Doris Voitier has been a compelling presence in her community for over twenty-five years. Her passion is her classroom, and she has worked brilliantly over the years to improve education for the children of St. Bernard Parish. She was Superintendent of Schools when Katrina came ashore.
She rode out the storm in Chalmette High School, having rushed there to save records and equipment as the storm approached. With a small group of staff and twelve hundred others, she waited for four days for the first rescue team to arrive.
She vowed that the children of St. Bernard would have classrooms waiting for them when they returned. Against all odds, with little or no help from officials and few resources, she persisted, and she succeeded.
Two months after the storm, the first school opened to welcome students back to St. Bernard. The healing began, and without the selfless dedication of Doris, it might not have been possible. Others would have found that the challenge was too overwhelming, but Doris knew that the schools were critical for the recovery of the community, and she never gave up. She’s an inspiration to us all.
At the same time, several hundred miles away, refugees from Katrina were arriving in Houston. Exhausted by their travel, they arrived in a strange city, with only no personal belongings except those they were able to carry. The people of Houston opened their city and their hearts to them. Under the leadership of Mayor Bill White, municipal resources were mobilized – cots were set up in the Astrodome. Food, clothing and medical care were provided. It wasn’t home but it was safe.
Mayor White didn’t stop with a warm welcome. He offered a way for families to move on to new lives. The city provided vouchers for housing, job fairs and a chance to start anew. Under his leadership, a coordinated effort began, and church, civic leaders, the regional business community, citizens and volunteers worked together to provide the help they needed.
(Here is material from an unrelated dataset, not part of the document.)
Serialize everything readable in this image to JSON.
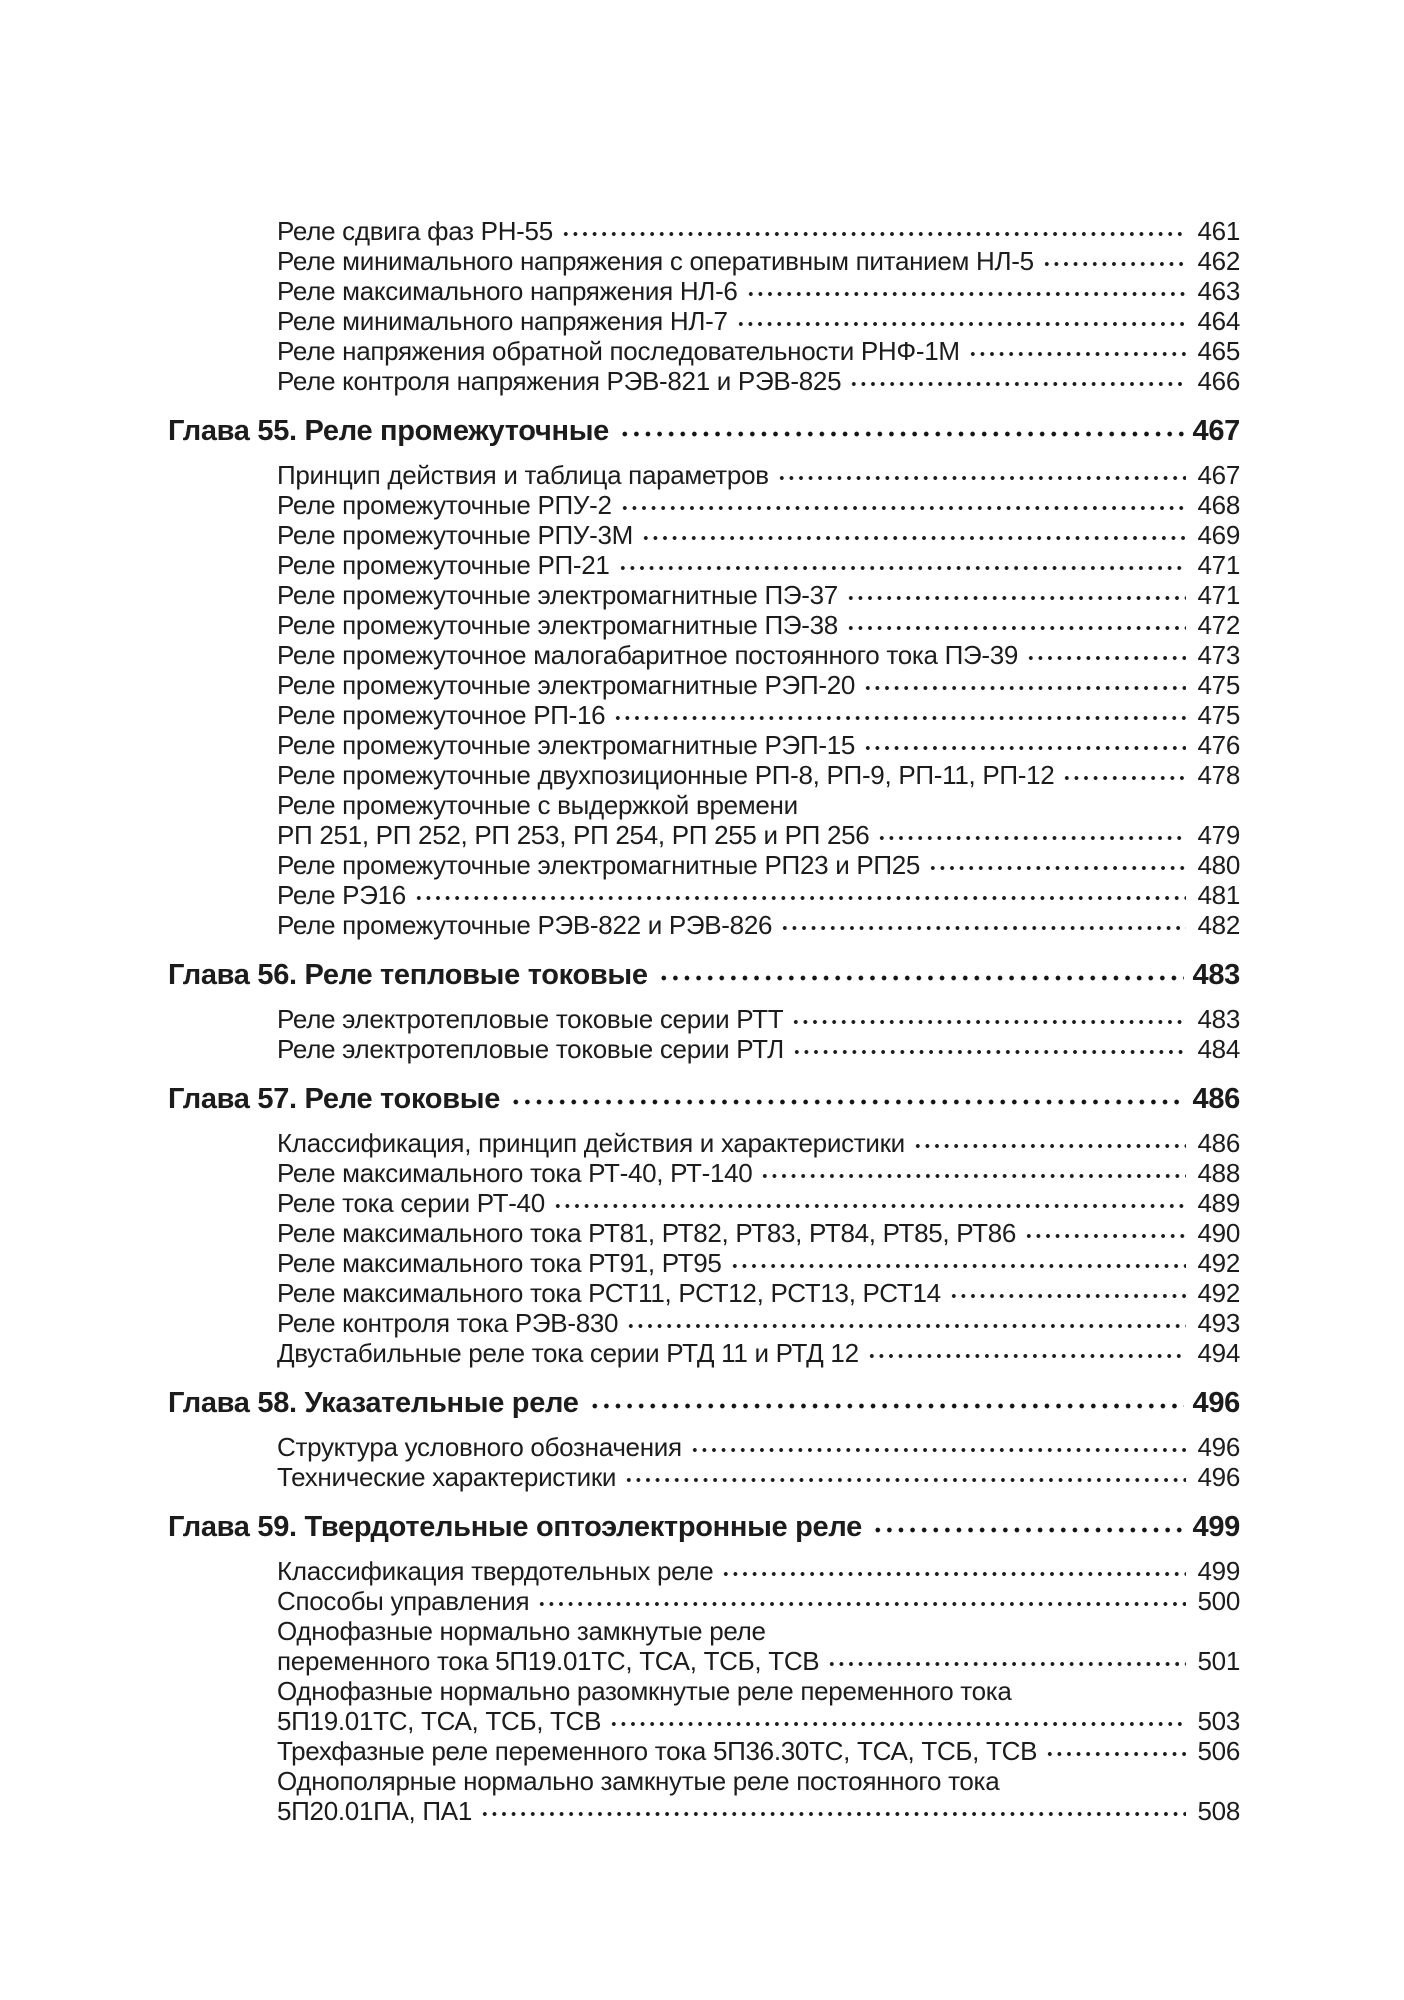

As the months passed, Mayor White endured sharp attacks for his efforts from the naysayers. But he also earned the praise of countless civic leaders for the bold steps he took in one of the most innovative humanitarian efforts in the nation’s history. He also earned the deep gratitude of tens of thousands of refugees who had new lives and new hope.
The mayor is an excellent example of public service at its best. By his example he has demonstrated what America can be at her best. We are all deeply indebted to him.
I know that President Kennedy would have admired both of our honorees. He believed that public service was an essential part of our national life. As he once said, “Our problems are man-made – therefore, they can be solved by man. And man can be as big as he wants. No problem of human destiny is beyond human beings. Man’s reason and spirit have often solved the seemingly unsolvable – and we believe they can do it again.” Our honorees today affirm his belief in the power of visionary leaders – who are as big as they need to be when destiny calls.
I commend Doris Voitier and Bill White for all they accomplished in such a difficult moment, and when so many others faltered. They have worked miracles already, and I know that they will produce even more in the years ahead. Our nation is a better place because of them.
Delivered by Senator Edward M. Kennedy at the 2007 Profile in Courage Awards, May 21, 2007.